There were 3,310 households, out of which 40.8% had children under the age of 18 living with them, 54.9% were married couples living together, 14.3% had a female householder with no husband present, and 26.6% were non-families. 18.7% of all households were made up of individuals, and 3.7% had someone living alone who was 65 years of age or older. The average household size was 2.69 and the average family size was 3.09.

In the CDP, the population was spread out, with 27.6% under the age of 18, 10.4% from 18 to 24, 33.1% from 25 to 44, 22.8% from 45 to 64, and 6.1% who were 65 years of age or older. The median age was 33 years. For every 100 females, there were 96.4 males. For every 100 females age 18 and over, there were 92.5 males.

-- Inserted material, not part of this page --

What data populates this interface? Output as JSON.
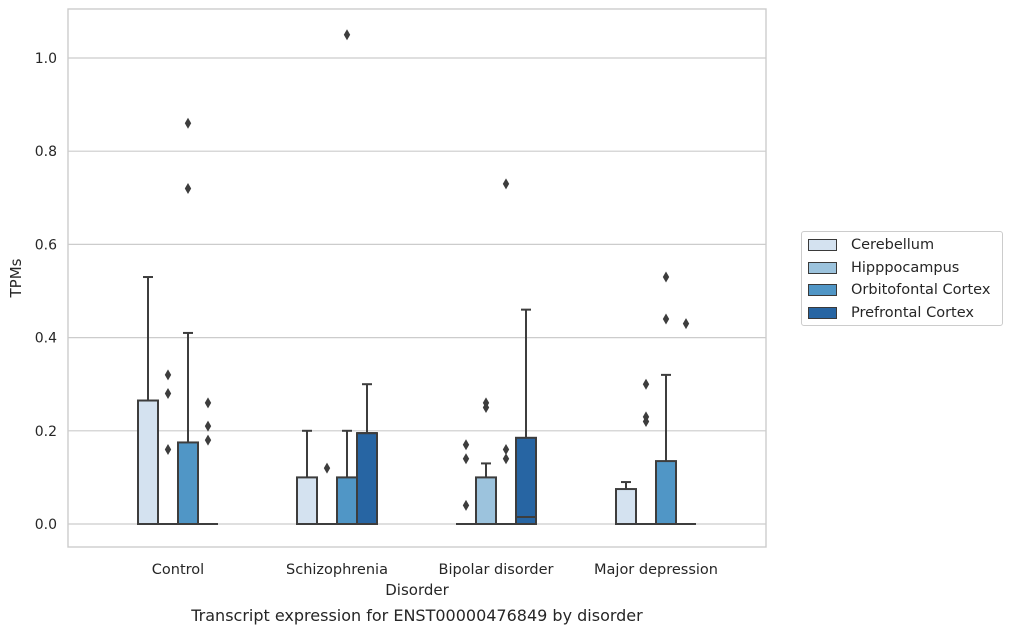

The median income for a household in the CDP was $55,314, and the median income for a family was $59,821. Males had a median income of $41,125 versus $31,028 for females. The per capita income for the CDP was $24,191. About 3.8% of families and 5.1% of the population were below the poverty line, including 5.8% of those under age 18 and 1.8% of those age 65 or over.

Historical population
| Census | Pop. | Note | %± |
| 1990 | 9,468 |  | — |
| 2000 | 8,953 |  | −5.4% |
U.S. Decennial Census 1850–1900 1910 1920 1930 1940 1950 1960 1970 1980 1990 2000 2010

==Education==
Anderson Mill contains several schools of which are a part of Round Rock Independent School District.

Residents are divided between Anderson Mill Elementary and Purple Sage Elementary. All residents are zoned to Noel Grisham Middle School and Westwood High School.